PNNL

Abstract

This study evaluates the effectiveness of various urban heat island (UHI) overheating mitigation strategies and their associated impacts on urban cloud dynamics and thermal processes. This study shows cloud-resolving and urban-resolving modeling results estimating the impact of Houston-Galveston heat mitigation scenarios and other resilient strategies contemplated in the Climate Adaptation Plan and Resilient Houston reports. The simulated scenarios include high intensity green rooftops, rooftop photovoltaic solar panels, enhanced urban irrigation, white/cool roofs and roads, and street trees.
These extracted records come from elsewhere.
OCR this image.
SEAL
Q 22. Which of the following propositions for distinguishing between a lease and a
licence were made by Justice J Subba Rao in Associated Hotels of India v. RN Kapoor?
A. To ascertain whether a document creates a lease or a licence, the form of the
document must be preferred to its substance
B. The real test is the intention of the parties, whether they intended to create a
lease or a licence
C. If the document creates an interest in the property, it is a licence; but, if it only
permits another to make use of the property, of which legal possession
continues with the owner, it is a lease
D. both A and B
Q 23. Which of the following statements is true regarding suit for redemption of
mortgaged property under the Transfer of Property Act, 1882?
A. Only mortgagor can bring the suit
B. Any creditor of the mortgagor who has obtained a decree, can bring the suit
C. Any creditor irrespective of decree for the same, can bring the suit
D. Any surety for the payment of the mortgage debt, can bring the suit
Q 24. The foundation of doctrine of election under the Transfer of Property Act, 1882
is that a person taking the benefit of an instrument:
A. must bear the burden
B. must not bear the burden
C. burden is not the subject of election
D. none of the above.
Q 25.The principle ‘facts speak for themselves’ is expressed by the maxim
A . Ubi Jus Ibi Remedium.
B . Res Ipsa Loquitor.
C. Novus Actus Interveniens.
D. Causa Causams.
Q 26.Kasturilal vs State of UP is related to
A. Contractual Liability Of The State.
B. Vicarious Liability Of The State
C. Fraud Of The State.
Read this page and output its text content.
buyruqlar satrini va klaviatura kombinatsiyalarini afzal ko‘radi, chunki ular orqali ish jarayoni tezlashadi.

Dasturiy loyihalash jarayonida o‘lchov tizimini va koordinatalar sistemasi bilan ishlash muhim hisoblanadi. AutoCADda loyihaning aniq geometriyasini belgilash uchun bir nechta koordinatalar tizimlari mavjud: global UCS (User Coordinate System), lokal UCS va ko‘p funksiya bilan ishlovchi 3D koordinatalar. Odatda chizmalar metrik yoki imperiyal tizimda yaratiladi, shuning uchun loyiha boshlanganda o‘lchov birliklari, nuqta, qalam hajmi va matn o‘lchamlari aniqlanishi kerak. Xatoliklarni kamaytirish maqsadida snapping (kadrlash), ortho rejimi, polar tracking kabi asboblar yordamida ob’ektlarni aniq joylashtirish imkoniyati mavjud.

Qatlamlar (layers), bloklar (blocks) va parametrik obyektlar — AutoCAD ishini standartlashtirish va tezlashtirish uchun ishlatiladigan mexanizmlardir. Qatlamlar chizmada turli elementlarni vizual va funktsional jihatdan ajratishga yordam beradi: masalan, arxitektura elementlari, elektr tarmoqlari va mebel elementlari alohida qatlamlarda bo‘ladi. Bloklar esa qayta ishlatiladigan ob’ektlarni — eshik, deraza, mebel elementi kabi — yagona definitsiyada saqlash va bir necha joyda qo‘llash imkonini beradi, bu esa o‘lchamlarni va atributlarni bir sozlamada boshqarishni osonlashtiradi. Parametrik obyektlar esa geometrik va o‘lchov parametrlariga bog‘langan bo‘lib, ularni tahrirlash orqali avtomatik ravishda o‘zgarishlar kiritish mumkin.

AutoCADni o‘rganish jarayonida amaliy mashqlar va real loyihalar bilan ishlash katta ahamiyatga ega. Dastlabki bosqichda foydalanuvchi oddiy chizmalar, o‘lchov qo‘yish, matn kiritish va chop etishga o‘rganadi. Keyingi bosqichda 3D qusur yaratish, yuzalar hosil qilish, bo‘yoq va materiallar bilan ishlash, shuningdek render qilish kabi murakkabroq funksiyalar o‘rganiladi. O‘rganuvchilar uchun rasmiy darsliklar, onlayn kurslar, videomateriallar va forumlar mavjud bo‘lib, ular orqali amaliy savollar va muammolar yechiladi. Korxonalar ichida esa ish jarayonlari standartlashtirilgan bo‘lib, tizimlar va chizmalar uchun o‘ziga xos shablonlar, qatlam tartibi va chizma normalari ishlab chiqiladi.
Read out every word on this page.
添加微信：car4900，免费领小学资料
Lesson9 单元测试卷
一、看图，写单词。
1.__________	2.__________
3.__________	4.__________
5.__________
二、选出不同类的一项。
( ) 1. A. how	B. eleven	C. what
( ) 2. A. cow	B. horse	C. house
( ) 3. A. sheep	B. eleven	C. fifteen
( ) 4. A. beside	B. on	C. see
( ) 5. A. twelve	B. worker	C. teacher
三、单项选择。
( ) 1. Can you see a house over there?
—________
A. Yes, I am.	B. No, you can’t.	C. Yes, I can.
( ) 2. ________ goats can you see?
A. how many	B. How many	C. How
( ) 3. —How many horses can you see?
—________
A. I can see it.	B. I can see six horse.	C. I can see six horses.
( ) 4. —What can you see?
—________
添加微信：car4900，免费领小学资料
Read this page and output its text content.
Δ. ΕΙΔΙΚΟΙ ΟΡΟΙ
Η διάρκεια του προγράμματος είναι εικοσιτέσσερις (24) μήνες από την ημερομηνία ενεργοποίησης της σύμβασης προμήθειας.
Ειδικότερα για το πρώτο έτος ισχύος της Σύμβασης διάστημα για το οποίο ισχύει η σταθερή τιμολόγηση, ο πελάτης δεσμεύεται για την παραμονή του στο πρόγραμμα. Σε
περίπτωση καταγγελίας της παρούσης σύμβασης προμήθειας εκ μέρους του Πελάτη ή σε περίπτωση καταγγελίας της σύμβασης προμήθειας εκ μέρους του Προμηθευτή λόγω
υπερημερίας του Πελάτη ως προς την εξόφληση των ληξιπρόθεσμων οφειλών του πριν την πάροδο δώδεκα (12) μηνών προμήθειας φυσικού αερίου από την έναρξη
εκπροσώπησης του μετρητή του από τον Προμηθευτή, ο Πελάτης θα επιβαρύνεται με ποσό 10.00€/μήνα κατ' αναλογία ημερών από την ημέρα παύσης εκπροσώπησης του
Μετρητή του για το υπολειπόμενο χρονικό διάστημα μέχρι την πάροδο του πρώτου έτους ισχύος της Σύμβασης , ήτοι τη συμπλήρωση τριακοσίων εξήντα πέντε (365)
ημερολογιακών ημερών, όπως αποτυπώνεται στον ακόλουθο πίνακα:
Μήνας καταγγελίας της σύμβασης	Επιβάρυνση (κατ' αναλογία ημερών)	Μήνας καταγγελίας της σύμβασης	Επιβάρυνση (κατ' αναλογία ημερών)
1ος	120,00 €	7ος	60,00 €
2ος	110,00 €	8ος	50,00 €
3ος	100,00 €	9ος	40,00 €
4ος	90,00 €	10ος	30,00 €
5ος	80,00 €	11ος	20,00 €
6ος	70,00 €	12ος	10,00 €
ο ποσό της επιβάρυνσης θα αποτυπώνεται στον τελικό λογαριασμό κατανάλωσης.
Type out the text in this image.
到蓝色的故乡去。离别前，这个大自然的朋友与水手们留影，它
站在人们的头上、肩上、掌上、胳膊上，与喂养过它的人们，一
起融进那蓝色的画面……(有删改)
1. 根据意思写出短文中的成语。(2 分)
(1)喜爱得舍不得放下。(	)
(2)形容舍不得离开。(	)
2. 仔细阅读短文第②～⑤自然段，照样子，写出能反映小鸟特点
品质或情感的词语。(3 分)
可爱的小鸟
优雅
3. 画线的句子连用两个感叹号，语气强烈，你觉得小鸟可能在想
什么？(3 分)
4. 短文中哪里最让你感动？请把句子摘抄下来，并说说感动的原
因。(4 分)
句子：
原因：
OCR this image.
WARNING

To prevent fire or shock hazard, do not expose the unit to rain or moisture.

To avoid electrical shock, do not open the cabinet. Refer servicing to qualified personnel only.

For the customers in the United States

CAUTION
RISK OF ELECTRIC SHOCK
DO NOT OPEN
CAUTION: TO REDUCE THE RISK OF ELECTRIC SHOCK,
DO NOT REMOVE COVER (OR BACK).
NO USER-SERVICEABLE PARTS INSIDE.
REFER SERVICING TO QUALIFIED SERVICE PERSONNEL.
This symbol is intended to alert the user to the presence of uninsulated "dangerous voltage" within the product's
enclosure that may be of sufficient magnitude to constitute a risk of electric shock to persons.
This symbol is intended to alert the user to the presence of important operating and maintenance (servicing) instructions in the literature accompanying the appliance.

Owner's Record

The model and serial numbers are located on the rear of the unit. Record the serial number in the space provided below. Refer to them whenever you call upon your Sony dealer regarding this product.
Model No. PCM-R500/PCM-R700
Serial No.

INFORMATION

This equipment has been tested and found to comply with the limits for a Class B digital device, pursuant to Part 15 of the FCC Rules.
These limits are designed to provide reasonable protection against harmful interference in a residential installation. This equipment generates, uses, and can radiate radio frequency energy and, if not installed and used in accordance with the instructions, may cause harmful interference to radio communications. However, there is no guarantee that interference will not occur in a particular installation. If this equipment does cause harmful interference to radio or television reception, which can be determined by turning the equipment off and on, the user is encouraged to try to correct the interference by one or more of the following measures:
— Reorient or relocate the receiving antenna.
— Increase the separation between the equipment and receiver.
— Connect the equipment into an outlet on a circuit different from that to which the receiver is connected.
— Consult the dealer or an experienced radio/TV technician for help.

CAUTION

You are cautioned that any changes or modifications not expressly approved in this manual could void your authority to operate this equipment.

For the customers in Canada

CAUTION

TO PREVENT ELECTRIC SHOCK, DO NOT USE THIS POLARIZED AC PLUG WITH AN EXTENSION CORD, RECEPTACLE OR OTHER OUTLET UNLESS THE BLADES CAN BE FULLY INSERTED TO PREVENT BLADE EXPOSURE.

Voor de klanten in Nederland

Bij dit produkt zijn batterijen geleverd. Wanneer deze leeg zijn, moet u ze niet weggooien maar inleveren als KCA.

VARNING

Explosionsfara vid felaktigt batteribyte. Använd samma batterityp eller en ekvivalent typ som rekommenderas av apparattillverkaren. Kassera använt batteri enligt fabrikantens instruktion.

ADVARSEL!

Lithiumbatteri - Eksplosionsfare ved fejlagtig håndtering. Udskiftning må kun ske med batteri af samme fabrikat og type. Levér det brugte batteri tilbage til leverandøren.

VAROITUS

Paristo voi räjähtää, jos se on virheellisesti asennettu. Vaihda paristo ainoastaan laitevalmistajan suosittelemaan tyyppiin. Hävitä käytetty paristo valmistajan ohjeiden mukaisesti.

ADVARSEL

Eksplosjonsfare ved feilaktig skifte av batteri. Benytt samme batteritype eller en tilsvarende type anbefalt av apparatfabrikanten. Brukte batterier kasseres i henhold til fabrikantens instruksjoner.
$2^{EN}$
We contrast the adaptation scenarios against a present baseline case, a no city scenario and a larger and denser city as projected by the Houston-Galveston Area Council for 2045. During the daytime, cooling strategies such as cool roofs, cool roads, and green roofs exhibit superior performance in mitigating urban overheating. At night, enhanced urban irrigation emerges as the most effective cooling intervention. Cooling strategies significantly reduce sensible heat flux partitioning during the day, a process that reduces the uplift of air, suppressing the formation of urban shallow cumulus clouds. The extent of urban cloud mixing ratio is reduced in proportion to the decrease in sensible heating. Under the BEP-Tree scenario, which includes wind effects and evapotranspiration driven by a stomatal conductance model, urban trees demonstrated negligible environmental cooling effects and minimal urban cloud modifications. In contrast, the scenarios with more urban cooling and higher latent heat fluxes led to suppressed urban clouds. The net cooling effect achieved by the heat mitigation strategies is influenced by a combination of indirect processes, including the reduction of downwelling longwave radiation flux, due to reduced cloud presence, while some warming is attributed to a modest increase in shortwave radiation that offsets the cooling benefit. Additionally, reduced heat dissipation, weakened thermal gradients, and diminished vertical mixing over urban areas further moderate the cooling potential. These findings highlight the pivotal role of clouds and moist atmospheric processes in shaping the UHI effect and offer insights for designing more effective urban cooling strategies.